Sonra helalleşir, kucaklaşır defteri kapatırlar. Ama hadise Fatih’in kulağına gider nasıl olduysa. “El-vekil ke’l-asil. Bir hâkime itiraz ha! Bunu cellat paklar anca!”
Ancak Molla Vildan huzura çıkar “Efendim yolladığım arkadaş öfkeliymiş” der, “kadılık vasfına haiz değildi o an itibarıyla. Hem taraflar barıştı. Davut’u affedin benim hatırıma.”
Padişah uzatmaz “Peki madem” der, “Arzunuz buysa.”
Derken efendim Davut’un yolu İstanbul’a düşer. Ona tavsiyede bulunurlar: “Git Padişah’tan özür dile, elini öp mutlaka!”
Bir kabul ayarlar, huzura çıkarırlar.
Tam sultanın elini öpecektir ki Fatih tahtının arkasından bir değnek çıkarır, fena dalar. Niyedir bilmiyoruz, birden durur, vezirine döner “Bunu” der, “Enderun’a alsınlar!” Sonra?
Sonra n’olsun, yetişir pişer, hem Fatih’e, hem II. Bayezid Han’a vezirlik, sadrazamlık yapar. Adı Koca Davut Paşa’ya çıkar, 15 yıl sadaret makamında kalır ki, bu imkân Sokollu ve Köprülü’ye verilir anca.
Davut Paşa zaman zaman ahbaplarına hadiseyi anlatır, sultanı rahmetle anar. “Ah o sopa” der, “hayatımı değiştirdi âdeta.”
Mahmud Paşa, ulemaya değer veren, fukaraya yardım eden, cömert, tecrübeli ve ihtiyatlı bir devlet adamıdır.
Savaşlarda ön safta yer alır, yalın kılıç çarpışır. Hissesine düşen ganimeti de emrindekilere dağıtır.
Devletin parasına da, kendi kesesine de hâkimdir, onca hayır hasenat yapmasına rağmen ardında 1 milyon duka altını bırakır. Kimbilir yaşasa hangi beldeleri imar edecek daha ne eserler yaptıracaktır?
Topkapı sur dışında, Edirne kervan yolunda bir ordugâh açar. Rumeli seferlerinde Otağ-ı hümayun burada kurulur, tuğlar dikilir, Sancak-ı şerif dualarla Serdar-ı Ekrem’e takdim edilir.

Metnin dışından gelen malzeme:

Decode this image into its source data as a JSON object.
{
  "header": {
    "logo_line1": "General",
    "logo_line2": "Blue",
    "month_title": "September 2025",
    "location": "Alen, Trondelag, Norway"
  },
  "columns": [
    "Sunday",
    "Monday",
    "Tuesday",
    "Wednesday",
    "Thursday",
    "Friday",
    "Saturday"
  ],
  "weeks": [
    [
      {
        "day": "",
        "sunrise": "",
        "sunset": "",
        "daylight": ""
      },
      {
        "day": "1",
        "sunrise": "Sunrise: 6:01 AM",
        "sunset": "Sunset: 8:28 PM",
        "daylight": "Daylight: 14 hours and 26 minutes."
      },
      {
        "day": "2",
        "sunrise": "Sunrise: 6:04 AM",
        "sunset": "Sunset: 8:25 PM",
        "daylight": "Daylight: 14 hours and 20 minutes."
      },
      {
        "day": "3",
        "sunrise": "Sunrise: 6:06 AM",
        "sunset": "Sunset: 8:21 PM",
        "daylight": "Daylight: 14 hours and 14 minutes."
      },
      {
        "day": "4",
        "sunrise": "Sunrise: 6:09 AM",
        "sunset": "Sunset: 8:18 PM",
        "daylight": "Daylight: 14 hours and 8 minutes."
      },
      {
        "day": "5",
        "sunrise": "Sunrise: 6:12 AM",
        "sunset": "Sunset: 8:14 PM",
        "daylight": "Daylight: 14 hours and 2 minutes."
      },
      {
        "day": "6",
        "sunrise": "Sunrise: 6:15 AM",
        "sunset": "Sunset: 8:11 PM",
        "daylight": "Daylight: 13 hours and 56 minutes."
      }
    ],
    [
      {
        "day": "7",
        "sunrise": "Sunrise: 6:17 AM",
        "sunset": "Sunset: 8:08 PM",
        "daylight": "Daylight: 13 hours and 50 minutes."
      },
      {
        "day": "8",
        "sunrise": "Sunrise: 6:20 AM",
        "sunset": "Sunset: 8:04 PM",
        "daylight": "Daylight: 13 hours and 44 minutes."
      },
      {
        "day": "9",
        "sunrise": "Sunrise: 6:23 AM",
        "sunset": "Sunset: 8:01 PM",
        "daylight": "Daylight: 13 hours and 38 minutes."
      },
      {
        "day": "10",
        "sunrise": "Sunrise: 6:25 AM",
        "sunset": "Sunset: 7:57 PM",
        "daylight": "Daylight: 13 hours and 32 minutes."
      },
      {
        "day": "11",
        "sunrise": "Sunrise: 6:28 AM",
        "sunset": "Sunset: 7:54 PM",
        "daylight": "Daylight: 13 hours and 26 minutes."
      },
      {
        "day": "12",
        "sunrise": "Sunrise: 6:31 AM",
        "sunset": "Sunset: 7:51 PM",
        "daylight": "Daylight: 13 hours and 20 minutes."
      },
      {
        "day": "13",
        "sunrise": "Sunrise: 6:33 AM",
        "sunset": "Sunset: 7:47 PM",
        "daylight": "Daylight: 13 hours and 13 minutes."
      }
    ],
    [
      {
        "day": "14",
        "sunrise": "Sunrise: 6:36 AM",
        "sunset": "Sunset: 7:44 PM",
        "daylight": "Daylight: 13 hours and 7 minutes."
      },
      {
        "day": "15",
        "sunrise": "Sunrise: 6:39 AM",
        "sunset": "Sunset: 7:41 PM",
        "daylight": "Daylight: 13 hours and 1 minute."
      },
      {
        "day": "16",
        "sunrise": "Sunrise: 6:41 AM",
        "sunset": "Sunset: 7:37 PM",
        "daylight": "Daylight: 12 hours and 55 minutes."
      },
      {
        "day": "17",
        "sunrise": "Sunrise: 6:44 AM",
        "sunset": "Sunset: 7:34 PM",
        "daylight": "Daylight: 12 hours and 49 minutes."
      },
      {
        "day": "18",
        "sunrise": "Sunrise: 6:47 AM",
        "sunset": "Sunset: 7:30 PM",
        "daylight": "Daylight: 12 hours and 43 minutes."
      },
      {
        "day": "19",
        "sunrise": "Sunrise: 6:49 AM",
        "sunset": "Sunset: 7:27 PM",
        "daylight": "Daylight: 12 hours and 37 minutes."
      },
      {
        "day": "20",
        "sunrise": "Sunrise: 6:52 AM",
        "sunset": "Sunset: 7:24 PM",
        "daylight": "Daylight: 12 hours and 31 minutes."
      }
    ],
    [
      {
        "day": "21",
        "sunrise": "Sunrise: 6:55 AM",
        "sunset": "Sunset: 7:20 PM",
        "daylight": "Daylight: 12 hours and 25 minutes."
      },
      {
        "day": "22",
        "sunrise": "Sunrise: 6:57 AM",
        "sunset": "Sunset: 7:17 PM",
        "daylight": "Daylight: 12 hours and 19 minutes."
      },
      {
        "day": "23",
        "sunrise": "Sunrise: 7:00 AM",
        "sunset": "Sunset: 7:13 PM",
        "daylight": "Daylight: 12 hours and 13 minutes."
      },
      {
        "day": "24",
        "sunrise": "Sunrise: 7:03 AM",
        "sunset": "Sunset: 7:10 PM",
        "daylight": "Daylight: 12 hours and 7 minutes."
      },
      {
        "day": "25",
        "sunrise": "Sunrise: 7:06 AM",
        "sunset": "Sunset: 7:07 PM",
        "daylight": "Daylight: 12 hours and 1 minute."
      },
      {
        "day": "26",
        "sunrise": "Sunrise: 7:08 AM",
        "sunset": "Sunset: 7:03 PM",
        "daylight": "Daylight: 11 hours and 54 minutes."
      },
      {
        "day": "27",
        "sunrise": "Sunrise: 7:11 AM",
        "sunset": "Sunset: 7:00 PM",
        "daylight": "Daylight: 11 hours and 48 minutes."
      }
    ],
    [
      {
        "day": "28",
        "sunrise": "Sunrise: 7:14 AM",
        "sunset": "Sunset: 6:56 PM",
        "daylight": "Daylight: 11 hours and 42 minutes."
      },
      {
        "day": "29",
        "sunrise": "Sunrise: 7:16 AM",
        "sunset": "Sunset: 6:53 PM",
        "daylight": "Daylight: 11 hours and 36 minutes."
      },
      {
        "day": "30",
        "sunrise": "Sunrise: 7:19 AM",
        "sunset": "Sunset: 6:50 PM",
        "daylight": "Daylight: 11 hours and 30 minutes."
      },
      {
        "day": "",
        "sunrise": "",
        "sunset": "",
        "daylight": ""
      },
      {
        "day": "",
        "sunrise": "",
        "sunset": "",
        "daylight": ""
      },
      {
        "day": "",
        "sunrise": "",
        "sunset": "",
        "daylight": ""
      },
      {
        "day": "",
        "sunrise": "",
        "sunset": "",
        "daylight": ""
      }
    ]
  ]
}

II. Mahmud Han zikrolunan sahaya Davutpaşa Kışlasını yaptırır. Asâkir-i Mansûre-i Muhammediyye mensuplarını talime aldırır. Hâlen Yıldız Teknik Üniversitesi Kampüsü olarak hizmet sunar. Eğer Esenler Belediyesinin YTÜ Kongre Merkezinde düzenlediği “Esenlik” sempozyumuna katılmasam bu güzide mekandan haberim olmayacaktı.
Ata tarihi, Davut Paşa için “Âlim ve fazıl, fatin ve akil, mekin ve kâmil, muhibb-i ulema, muin-i fukara, mühin-i füseha, memdûhu’l-ef’âl, mahmûdü’l-hisâl olduğu mervîdir” yazar.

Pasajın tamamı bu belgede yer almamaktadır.